The ministry informed all states and Union territories about the new rates in a letter on January 6. HT has reviewed a copy of the letter.

For example, diversion of very dense forests in the so-called Eco-class 1 will now cost 15.95 per ha compared to 10.43 lakh earlier . Similarly, diversion of the open category of forests will now cost 11.16 lakh per ha compared to 7.44 lakh earlier. This will act as a deterrent to industries and projects on the extent of forest land they seek to divert, environment ministry officials said.

The collected amount goes to the Compensatory Afforestation Fund.

“This upward revision is unlikely to be deterrent against diversion of forest land as it’s understood to be a routine exercise as allowed by the apex court,” said Kanchi Kohli, legal researcher at the Centre for Policy Research, a think tank. “The ministry has processed this as business as usual without a reflection or evaluation of whether NPV has been an effective mechanism for forest conservation. There has been an increasing demand world for governments to review their reliance on monetary offsets like compensatory afforestation or NPV.”

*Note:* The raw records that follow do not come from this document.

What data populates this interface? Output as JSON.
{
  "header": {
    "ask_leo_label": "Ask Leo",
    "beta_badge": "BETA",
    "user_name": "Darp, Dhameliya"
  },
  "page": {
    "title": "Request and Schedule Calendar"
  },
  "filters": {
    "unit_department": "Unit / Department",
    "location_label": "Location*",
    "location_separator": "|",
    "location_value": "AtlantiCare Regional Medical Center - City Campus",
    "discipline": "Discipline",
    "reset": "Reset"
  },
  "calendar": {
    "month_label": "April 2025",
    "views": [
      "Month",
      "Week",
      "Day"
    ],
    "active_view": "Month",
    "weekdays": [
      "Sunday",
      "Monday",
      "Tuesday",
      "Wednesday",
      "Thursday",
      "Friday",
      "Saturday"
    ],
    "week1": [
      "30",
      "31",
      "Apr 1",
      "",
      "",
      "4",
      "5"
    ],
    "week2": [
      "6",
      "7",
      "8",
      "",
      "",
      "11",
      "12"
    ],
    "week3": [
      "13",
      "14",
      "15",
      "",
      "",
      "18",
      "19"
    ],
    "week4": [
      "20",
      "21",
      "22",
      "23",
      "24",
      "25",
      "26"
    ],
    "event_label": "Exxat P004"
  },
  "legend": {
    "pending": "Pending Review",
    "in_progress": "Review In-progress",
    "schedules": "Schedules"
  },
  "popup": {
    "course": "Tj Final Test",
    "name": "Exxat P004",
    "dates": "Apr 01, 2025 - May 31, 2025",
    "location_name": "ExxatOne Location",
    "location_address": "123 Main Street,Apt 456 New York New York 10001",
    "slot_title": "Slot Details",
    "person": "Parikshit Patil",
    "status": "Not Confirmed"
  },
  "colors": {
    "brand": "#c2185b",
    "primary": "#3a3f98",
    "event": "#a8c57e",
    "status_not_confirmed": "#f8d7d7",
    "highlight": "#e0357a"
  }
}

In compliance with the Supreme Court’s order dated March 28, 2008 in T N Godavarman Thirumalpad vs. Union of India case, the ministry started imposing an NPV in lieu of diversion of forest land for various development projects. The apex also directed in its order that the environment ministry should revise the rates every three years.

“This is the first time NPV rates have been revised after 2009. The first letter with NPV rates were issued to states in 2009. The revision was long pending,” a ministry official said on condition of anonymity.

The Supreme Court’s central empowered committee recommended the concept of NPV to compensate for the loss of forest land due to developmental projects. A committee chaired by Kanchan Chopra, former director, Institute of Economic Growth submitted a report in 2006, which was examined by the empowered committee. The top court in 2008 directed the envirnment ministry to impose NPV on projects involving forest land diversion.

NPV has been determined based on the ecological importance of forests falling in different eco-value and canopy density classes. For calculating the average NPV per hectare of forest in India, the monetary value of goods and services provided by the forest were considered by the committee, including the value of timber and firewood; non-timber forest products; fodder; ecotourism; ecological services of forest; and value of flagship species and carbon sequestration value. In effect, the amount has to reflect the current value of all these.

NPV shall be charged to the extent of 10 times of the normal NPV payable in the case of national parks and five times in the case of wildlife sanctuaries. The use of non-forest land falling within national parks and wildlife sanctuaries may be permitted on payment of an amount equal to the NPV payable for the adjoining forest area.

For non-forest land falling within marine national parks and wildlife sanctuaries, the amount shall be five times the NPV payable for the adjoining forest area, the letter stated.